When the eviction moratorium was approved by Congress in early 2020 under the CARES Act expired last summer, the CDC acting on behalf of the U.S. Department of Health and Human Services (HHS) and an executive order by former President Trump, implemented its own nationwide eviction moratorium.
That federal eviction ban applies to all residential rental properties nationwide, not just those receiving federal assistance. It also prohibits evictions based upon nonpayment of rent when, among other things, a tenant expects to earn less than $99,000 in income, would be homeless if evicted and is unable to pay full rent due to substantial loss of household income. Notably, the CDC moratorium does not purport to prohibit evictions based on other grounds, such as a tenant holding over after the expiration of a lease.
At least six lawsuits have arisen around the country challenging the CDC’s moratorium in federal court.
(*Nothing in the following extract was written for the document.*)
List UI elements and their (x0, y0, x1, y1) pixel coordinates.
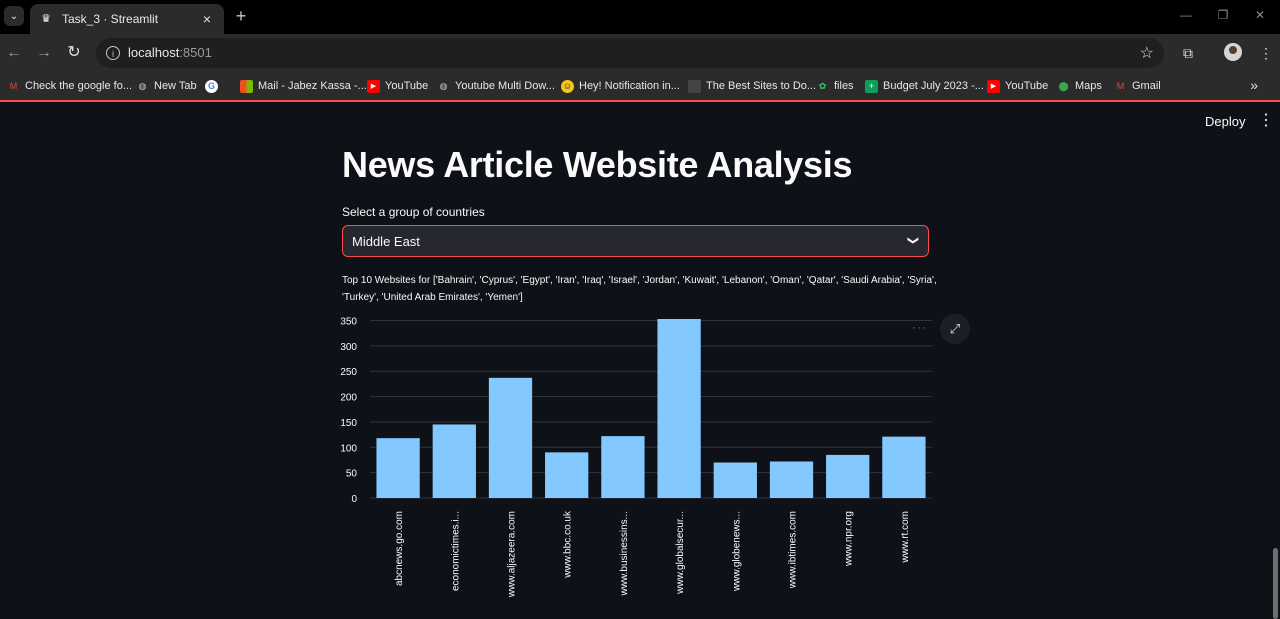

The Georgia and Alabama state Realtors associations, part of the National Association of Realtors (NAR), along with two housing providers and their property management companies, filed the lawsuit in defense of property owners around the country struggling to pay bills without rental income. NAR supported the lawsuit and, separately, helped secure nearly $50 billion in rental assistance provided by Congress last year to help tenants pay their bills, saying the ban was no longer needed.
Prior to the expiration of the original CDC moratorium, Congress extended it by an additional 30 days. The CDC has since extended the moratorium itself twice, and the moratorium is currently set to expire on June 30, which would make the Biden’s administration’s appeal of the federal ruling moot if court does not make a final decision by then.
According to a report last month by the federal Consumer Financial Protection Bureau here, those who have fallen behind at least three months on their mortgage increased 250 % to over 2 million households in 2020, and is now at a level not seen since the height of the Great Recession in 2010. Collectively, these households are estimated to owe almost $90 billion in deferred principal, interest, taxes and insurance payments, the report said.